• "Occasionally, as we discuss designs and possibilities, Nick gets a look in his eyes, like he’s going to have punch physics in the brain. Physics looks back at him like a spoilt four year old teasing a doberman. It’s the best stand off you’ve ever seen." I have seen this look.
    (tags: berg weeknotes )
  • “I guess you could ask people to make recommendations on LinkedIn,” said Scott. Scott and I both work in information technology. “ 'Working with Cynthia was an amazing experience as she always made deadlines and was incredibly prepared for meetings and she is as good as her word when it comes to not dropping a deuce on your floor.'” Marvellous writing, as ever, from Paul Ford.
  • "I’d really like more week-long exercises in fiction delivered to me via Twitter. The problem with other accounts for fictional characters – including, say, The West Wing’s Joshua Lyman and Donna Moss – is that they’re continuous, shapeless roleplay. I want a planned narrative that ends."

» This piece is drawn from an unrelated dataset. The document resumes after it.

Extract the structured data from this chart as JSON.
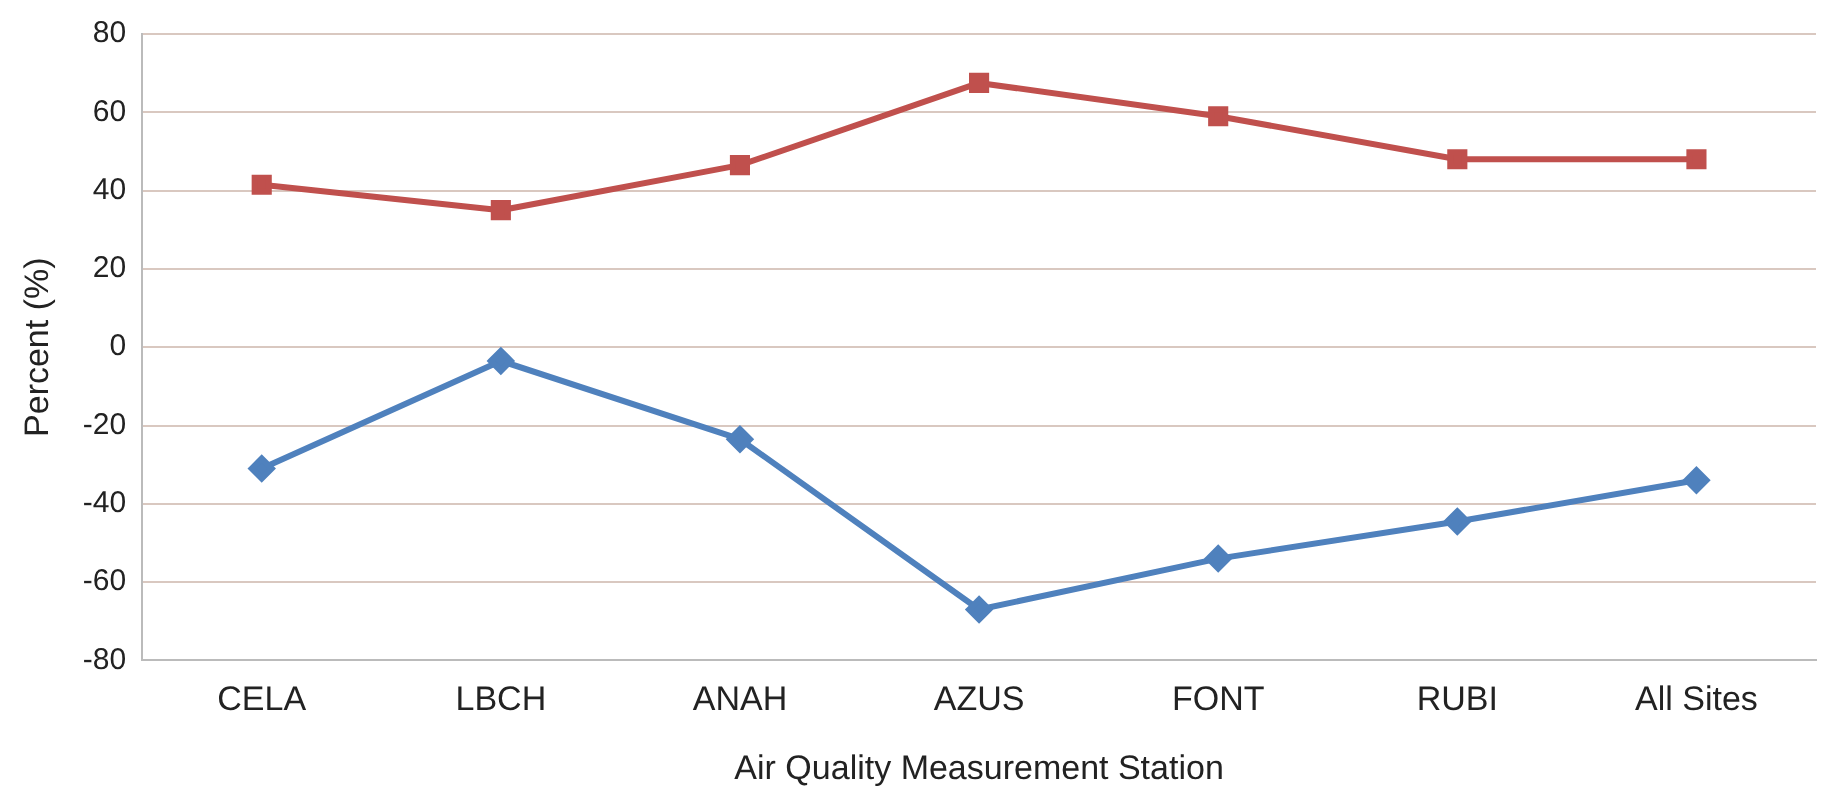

  • "It has been interesting to watch the rise of the subsequent discourse on gamification, because to me, the focus on "achievements" and such misses the real power of games: they teach us dynamic system models. The instruments we build at Bloom will each provide a different "physics of information," or game-like rule set that maps the variables from the data the user is viewing (how many followers does my friend have) into a set of rules that govern the behavior and presentation of the data (how big is the dot that represents that friend). Once users learn how these rules work, they can perform the system like they might perform a video game, zooming through structures, using tools, and interacting with the environment. Play is the way humans learn how new environments work. We'll let people play in countless environments built by their own network data and resources." Dingdingding!

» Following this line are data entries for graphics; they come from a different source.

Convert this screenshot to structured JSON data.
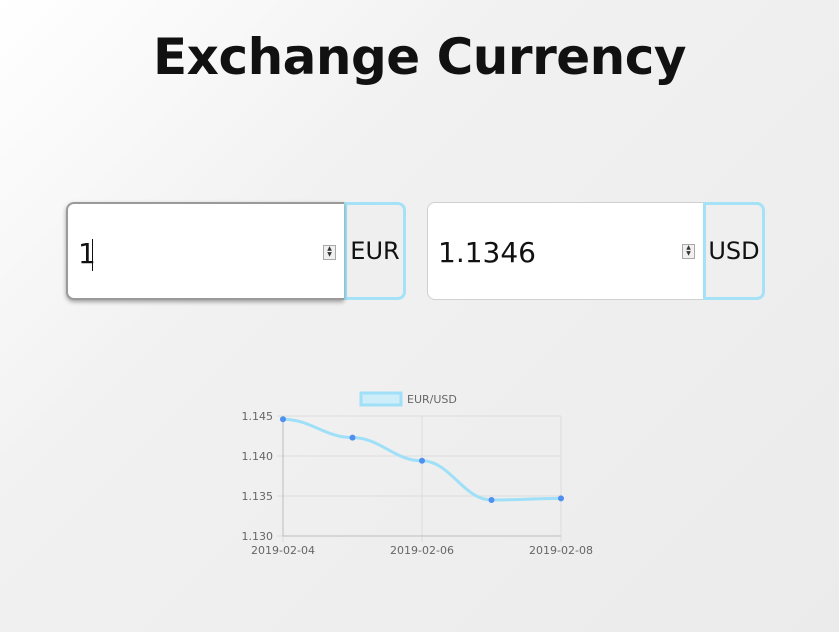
{
  "page": {
    "title": "Exchange Currency"
  },
  "from": {
    "amount": "1",
    "currency": "EUR"
  },
  "to": {
    "amount": "1.1346",
    "currency": "USD"
  },
  "colors": {
    "accent": "#a5e2f8",
    "line": "#9fe0f8",
    "point": "#4f8ff0",
    "grid": "#dcdcdc"
  },
  "chart_data": {
    "type": "line",
    "title": "",
    "legend": "EUR/USD",
    "legend_position": "top",
    "x": [
      "2019-02-04",
      "2019-02-05",
      "2019-02-06",
      "2019-02-07",
      "2019-02-08"
    ],
    "x_tick_labels": [
      "2019-02-04",
      "2019-02-06",
      "2019-02-08"
    ],
    "y_tick_labels": [
      "1.145",
      "1.140",
      "1.135",
      "1.130"
    ],
    "series": [
      {
        "name": "EUR/USD",
        "values": [
          1.1446,
          1.1423,
          1.1394,
          1.1345,
          1.1347
        ]
      }
    ],
    "ylim": [
      1.13,
      1.145
    ],
    "grid": true,
    "xlabel": "",
    "ylabel": ""
  }
}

  • "Games of every hue are mental anchors – lumps of code that occurred at regular intervals in your life that you can hang your memories around. The reason retro gaming has such an appeal is because it provides a direct and unchanging channel to your past self – someone probably very different to the person who struts around with your body hanging off him today. For many (and overall, of course, for me) the skies weren’t only bluer, the grass wasn’t only greener and the world wasn’t only simpler in games of yesterday – so too our memories of our lives while we played them." Gosh, coverdiscs. So many memories.
  • "Design, host and share your own custom maps." Interesting – tile hosting, tile creation.
  • "Sony's statement suggests that it was actually storing sensitive information in plain text format, which defies belief. The only other explanation is that hackers only got access to the hashes and may have compromised a small minority of passwords by running this data through something like a dictionary look-up. However, from the tone of Sony's apology this does not appear to be the case." Good god; they're certainly transmitted as plaintext to PSN – according to the IRC log referenced in this article – so the incompetence required to store them as plaintext is already evident. Appalling.
  • "At a time when the artworld has become a bloated thing like a celebrity based branch of the stock exchange, it is very satisfying to make a real and seriously thoughtful transaction." Tom Phillips' Word Cross is now in a parish church in Kent. Great.
  • "
    hen I finally got around to playing Portal, I was a bit surprised at how much the Internet loved the companion cube. Sure, the cube is pretty great, but in my mind it pales in comparison to the turrets, the real scene-stealers of the game. In fact, they inspired a Veruca Salt-esque covetousness in me. I wanted one. Badly. And, of course, it just wouldn’t be the same if it didn’t talk…" I had forgotten how much I loved the turret dialogue. You monster.
  • "The recent generation of young turks is doubtless having fun with data scrawling but at some point it will pass people by unless there is a purpose or utility to it. They've got the engagement sorted. These things are mostly usable. What they are not is useful.

    That is where people like Few come in. They work in analytics – using data for decision making. They are ideal real-life mentors, solving real life problems. They can point the way to thinking of these apps as tools for whatever outcomes." Max is right – it's a great blog. Good spot.

  • Ooh – a local luthier. My electric is in need of a set-up, so good to know there's someone local who comes recommended.